*Eugênio Maria Gomes
Estamos no Tempo do Advento e, daqui a cinco dias será Natal. Na memória, me vem a lembrança desse mesmo tempo vivido nos anos anteriores, quando a preocupação que pautou meus escritos, então, foi a de que não ficássemos presos às compras, aos presentes, às fartas ceias, mas sim, que nos lembrássemos do outro, do abraço, do carinho, do perdão, da confraternização em família, do compartilhamento do calor humano.
E aqui estou, em plena pandemia, para sugerir a todos que continuem evitando gastos desnecessários com natais suntuosos, com ceias exageradas, daquelas que fazem o pernil perdurar por dias na geladeira e as latas de lixo serem entupidas por sobras de comida. Porém, preciso completar: dessa vez, nada de abraços, nada de confraternização com várias pessoas, nada de compartilhar calor humano através do toque, do beijo, de demonstrações físicas de afeto.
O momento, agora, exige de nós o maior distanciamento possível. Vamos compartilhar emoções, carinho e amor pelo telefone, pelas videochamadas ou através da janela e da soleira da porta. Não podemos presentear quem amamos com a doença, com o sofrimento.
Essa semana circulou uma mensagem nas redes sociais, na verdade um desabafo, da psicóloga Larissa Figueiredo, que atua no CTI do Hospital Felício Roxo. Em um dos trechos mais dramáticos de seu relato, ela diz: “Entro no box acompanhando o médico que calmamente e com muita segurança explica ao paciente que as medidas ventilatórias não invasivas foram insuficientes… o paciente já sabe com o que está lidando: ‘deixa eu conversar com minha família antes?’. Videochamada. Anota aí a senha do banco, avisa nossa filha que amo ela demais. O carnê do plano funerário tá na segunda gaveta da minha mesa. Ainda não paguei a rematrícula da escola. Rezem por mim, serei intubado”.

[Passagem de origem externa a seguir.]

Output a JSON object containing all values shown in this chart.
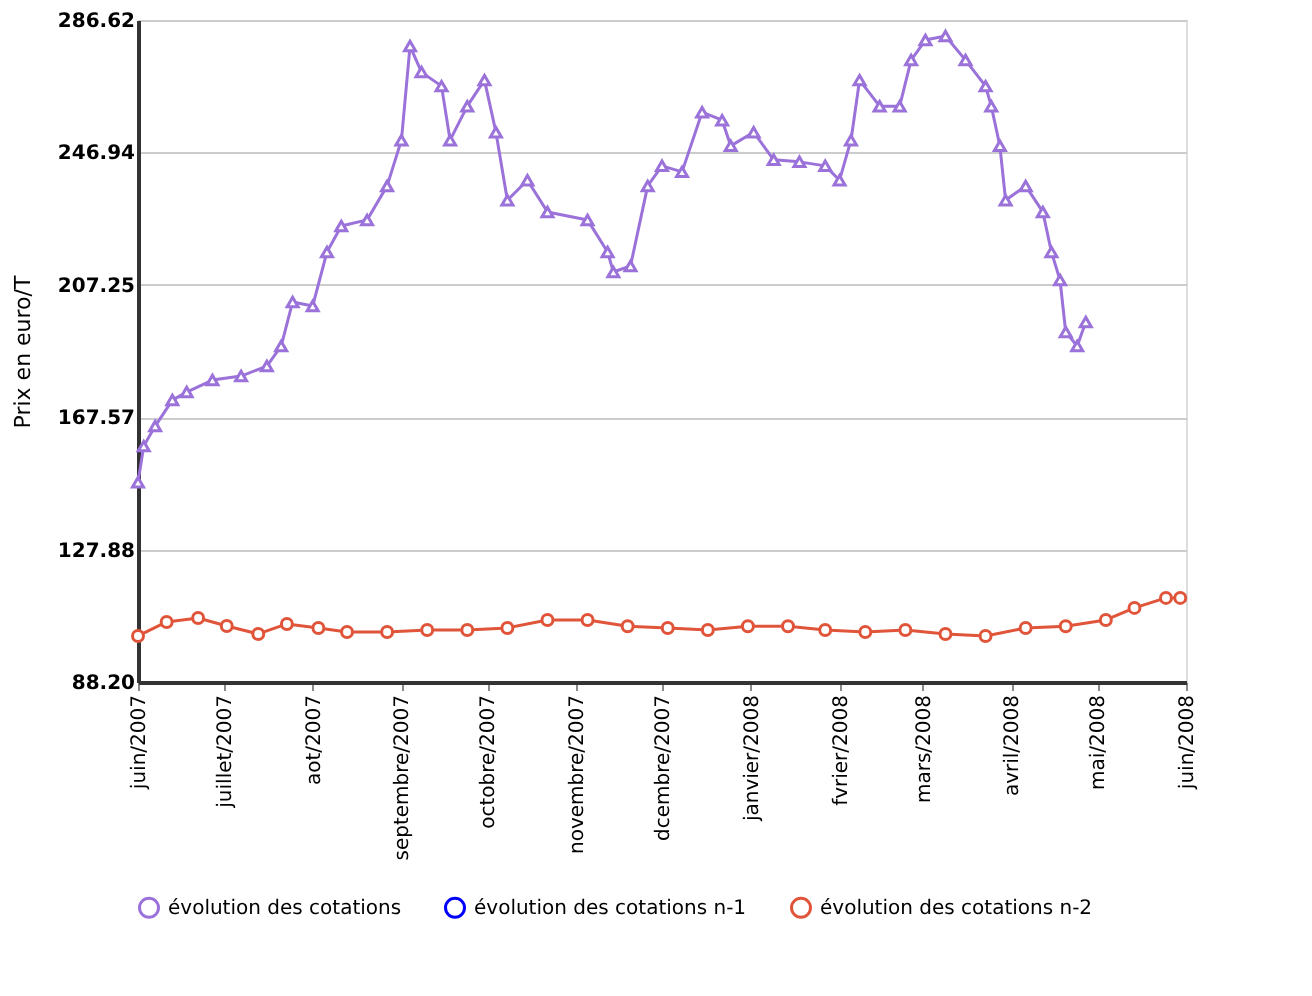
{
  "chart_data": {
    "type": "line",
    "ylabel": "Prix en euro/T",
    "grid": "y",
    "legend": "bottom",
    "xlim": [
      "2007-06-01",
      "2008-06-01"
    ],
    "xticks": [
      {
        "value": "2007-06-01",
        "label": "juin/2007"
      },
      {
        "value": "2007-07-01",
        "label": "juillet/2007"
      },
      {
        "value": "2007-08-01",
        "label": "aot/2007"
      },
      {
        "value": "2007-09-01",
        "label": "septembre/2007"
      },
      {
        "value": "2007-10-01",
        "label": "octobre/2007"
      },
      {
        "value": "2007-11-01",
        "label": "novembre/2007"
      },
      {
        "value": "2007-12-01",
        "label": "dcembre/2007"
      },
      {
        "value": "2008-01-01",
        "label": "janvier/2008"
      },
      {
        "value": "2008-02-01",
        "label": "fvrier/2008"
      },
      {
        "value": "2008-03-01",
        "label": "mars/2008"
      },
      {
        "value": "2008-04-01",
        "label": "avril/2008"
      },
      {
        "value": "2008-05-01",
        "label": "mai/2008"
      },
      {
        "value": "2008-06-01",
        "label": "juin/2008"
      }
    ],
    "ylim": [
      88.2,
      286.62
    ],
    "yticks": [
      {
        "value": 88.2,
        "label": "88.20"
      },
      127.88,
      167.57,
      207.25,
      246.94,
      286.62
    ],
    "series": [
      {
        "name": "évolution des cotations",
        "color": "#9b72d9",
        "marker": "triangle",
        "x": [
          "2007-06-01",
          "2007-06-03",
          "2007-06-07",
          "2007-06-13",
          "2007-06-18",
          "2007-06-27",
          "2007-07-07",
          "2007-07-16",
          "2007-07-21",
          "2007-07-25",
          "2007-08-01",
          "2007-08-06",
          "2007-08-11",
          "2007-08-20",
          "2007-08-27",
          "2007-09-01",
          "2007-09-04",
          "2007-09-08",
          "2007-09-15",
          "2007-09-18",
          "2007-09-24",
          "2007-09-30",
          "2007-10-04",
          "2007-10-08",
          "2007-10-15",
          "2007-10-22",
          "2007-11-05",
          "2007-11-12",
          "2007-11-14",
          "2007-11-20",
          "2007-11-26",
          "2007-12-01",
          "2007-12-08",
          "2007-12-15",
          "2007-12-22",
          "2007-12-25",
          "2008-01-02",
          "2008-01-09",
          "2008-01-18",
          "2008-01-27",
          "2008-02-01",
          "2008-02-05",
          "2008-02-08",
          "2008-02-15",
          "2008-02-22",
          "2008-02-26",
          "2008-03-02",
          "2008-03-09",
          "2008-03-16",
          "2008-03-23",
          "2008-03-25",
          "2008-03-28",
          "2008-03-30",
          "2008-04-06",
          "2008-04-12",
          "2008-04-15",
          "2008-04-18",
          "2008-04-20",
          "2008-04-24",
          "2008-04-27"
        ],
        "values": [
          148.1,
          158.9,
          164.9,
          172.7,
          175.1,
          178.7,
          179.9,
          182.9,
          188.9,
          202.1,
          200.9,
          217.1,
          224.9,
          226.7,
          236.9,
          250.6,
          278.8,
          271.0,
          266.8,
          250.6,
          260.8,
          268.6,
          253.0,
          232.6,
          238.6,
          229.1,
          226.7,
          217.1,
          211.1,
          212.9,
          236.9,
          242.9,
          241.1,
          259.0,
          256.6,
          248.9,
          253.0,
          244.7,
          244.1,
          242.9,
          238.6,
          250.6,
          268.6,
          260.8,
          260.8,
          274.6,
          280.6,
          281.8,
          274.6,
          266.8,
          260.8,
          248.9,
          232.6,
          236.9,
          229.1,
          217.1,
          208.7,
          193.1,
          188.9,
          196.1
        ]
      },
      {
        "name": "évolution des cotations n-1",
        "color": "#0000ff"
      },
      {
        "name": "évolution des cotations n-2",
        "color": "#e0553a",
        "marker": "circle",
        "x": [
          "2007-06-01",
          "2007-06-11",
          "2007-06-22",
          "2007-07-02",
          "2007-07-13",
          "2007-07-23",
          "2007-08-03",
          "2007-08-13",
          "2007-08-27",
          "2007-09-10",
          "2007-09-24",
          "2007-10-08",
          "2007-10-22",
          "2007-11-05",
          "2007-11-19",
          "2007-12-03",
          "2007-12-17",
          "2007-12-31",
          "2008-01-14",
          "2008-01-27",
          "2008-02-10",
          "2008-02-24",
          "2008-03-09",
          "2008-03-23",
          "2008-04-06",
          "2008-04-20",
          "2008-05-04",
          "2008-05-14",
          "2008-05-25",
          "2008-05-30"
        ],
        "values": [
          102.0,
          106.2,
          107.4,
          105.0,
          102.6,
          105.6,
          104.4,
          103.2,
          103.2,
          103.8,
          103.8,
          104.4,
          106.8,
          106.8,
          104.9,
          104.4,
          103.8,
          104.9,
          104.9,
          103.8,
          103.2,
          103.8,
          102.6,
          102.0,
          104.4,
          104.9,
          106.8,
          110.4,
          113.4,
          113.4
        ]
      }
    ]
  }
}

E ela continua a relatar os momentos dramáticos que vive o paciente e a equipe médica, sem poder precisar se aquele paciente conseguirá ser extubado, se precisará de uma traqueostomia, se conseguirá sobreviver e passar por tratamentos muito dolorosos, e voltar ao convívio dos seus.
Tocou-me fundo esse relato, esse desabafo da psicóloga. Eu também tive parentes e amigos lutando pela vida e sofri juntamente com seus familiares. Eu também chorei a morte de pessoas muito queridas e não posso sequer imaginar que eu possa ser o agente causador de uma dor desta para alguém, simplesmente porque não pude ou não quis passar um Natal com um pouco mais de distanciamento.

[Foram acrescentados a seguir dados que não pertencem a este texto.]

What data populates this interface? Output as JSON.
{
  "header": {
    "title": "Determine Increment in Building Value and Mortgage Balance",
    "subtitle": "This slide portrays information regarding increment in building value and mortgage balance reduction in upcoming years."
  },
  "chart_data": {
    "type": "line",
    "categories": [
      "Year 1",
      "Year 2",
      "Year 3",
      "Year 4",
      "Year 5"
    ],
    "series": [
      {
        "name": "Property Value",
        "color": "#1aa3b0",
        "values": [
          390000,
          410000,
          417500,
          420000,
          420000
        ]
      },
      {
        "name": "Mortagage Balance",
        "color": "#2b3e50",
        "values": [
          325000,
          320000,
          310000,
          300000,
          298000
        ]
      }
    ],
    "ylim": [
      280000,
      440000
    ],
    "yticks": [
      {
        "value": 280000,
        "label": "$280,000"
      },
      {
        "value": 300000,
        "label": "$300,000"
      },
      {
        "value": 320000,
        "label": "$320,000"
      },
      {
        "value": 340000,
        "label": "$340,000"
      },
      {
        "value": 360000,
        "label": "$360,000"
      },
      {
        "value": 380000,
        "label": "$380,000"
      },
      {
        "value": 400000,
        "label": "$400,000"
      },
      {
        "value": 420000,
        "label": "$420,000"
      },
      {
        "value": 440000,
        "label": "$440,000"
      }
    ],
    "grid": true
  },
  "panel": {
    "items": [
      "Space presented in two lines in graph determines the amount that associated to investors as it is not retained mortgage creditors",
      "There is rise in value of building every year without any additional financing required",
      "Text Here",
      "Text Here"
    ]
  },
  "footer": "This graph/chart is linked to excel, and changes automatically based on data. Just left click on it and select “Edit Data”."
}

Há anos comemoro o Natal da minha família, em minha casa. São sempre mais de cinquenta pessoas, entre tios, irmãos, sobrinhos, cunhados, genros e amigos mais próximos. Esse ano, nem pensar. A tradição terá de ser quebrada e me arriscarei, no máximo, a comemorar com o meu núcleo familiar, com os que estão mais próximos, com os quais convivo diariamente, ainda assim tomando todos os cuidados para não me contaminar e não contaminar ninguém.

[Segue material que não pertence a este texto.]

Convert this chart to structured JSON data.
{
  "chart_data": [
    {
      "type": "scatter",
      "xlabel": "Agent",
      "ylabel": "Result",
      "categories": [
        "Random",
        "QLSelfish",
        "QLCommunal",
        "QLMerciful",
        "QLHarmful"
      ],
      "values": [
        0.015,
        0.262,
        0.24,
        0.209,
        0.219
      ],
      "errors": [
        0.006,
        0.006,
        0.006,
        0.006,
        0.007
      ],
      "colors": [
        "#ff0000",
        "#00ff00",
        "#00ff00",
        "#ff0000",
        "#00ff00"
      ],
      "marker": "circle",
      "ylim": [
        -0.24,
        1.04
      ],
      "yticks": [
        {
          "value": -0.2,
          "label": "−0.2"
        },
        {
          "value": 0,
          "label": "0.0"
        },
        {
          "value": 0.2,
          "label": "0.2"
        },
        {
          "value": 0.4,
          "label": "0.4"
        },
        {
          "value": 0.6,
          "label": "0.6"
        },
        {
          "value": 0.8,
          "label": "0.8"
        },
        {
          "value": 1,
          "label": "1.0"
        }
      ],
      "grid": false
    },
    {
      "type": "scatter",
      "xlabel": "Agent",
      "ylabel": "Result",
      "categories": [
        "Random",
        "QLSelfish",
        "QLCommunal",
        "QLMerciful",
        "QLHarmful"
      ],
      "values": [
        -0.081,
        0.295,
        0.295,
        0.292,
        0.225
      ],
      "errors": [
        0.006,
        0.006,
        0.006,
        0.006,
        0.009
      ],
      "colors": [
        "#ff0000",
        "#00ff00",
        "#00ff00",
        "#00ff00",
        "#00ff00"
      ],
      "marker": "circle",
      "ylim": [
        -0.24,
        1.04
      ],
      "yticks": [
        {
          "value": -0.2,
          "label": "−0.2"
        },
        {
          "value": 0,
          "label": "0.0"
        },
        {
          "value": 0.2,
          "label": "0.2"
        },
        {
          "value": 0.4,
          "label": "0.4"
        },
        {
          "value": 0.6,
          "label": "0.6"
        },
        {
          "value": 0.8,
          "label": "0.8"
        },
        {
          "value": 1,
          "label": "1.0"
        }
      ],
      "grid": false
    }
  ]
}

Será doído para nós? Com certeza. Mas será também uma boa penitência, um sacrifício que ofereceremos pelos que estão sofrendo por conta dessa pandemia: milhares de pessoas nas enfermarias, buscando a recuperação; pessoas nas UTIs, lutando pela vida; pessoas adoecendo por acompanhar e tratar tantos doentes; pessoas chorando a morte de um ente querido; milhares de pessoas que passarão um Natal muito mais triste do que o nosso, já que não poderão simplesmente postergar um abraço… Milhares de famílias não poderão voltar a abraçar algumas pessoas, pelo real motivo de não estarem mais aqui, nem próximos, nem longe, mas na dor de uma saudade que não tem fim.
Neste Tempo do Advento, enquanto esperamos o nascimento de Cristo, elevemos a Deus as nossas preces, para que a vacina ou algo que amenize tanta dor chegue breve. Aproveitemos para aglomerar corações. FELIZ NATAL!
- Eugênio Maria Gomes é escritor e funcionário da Funec.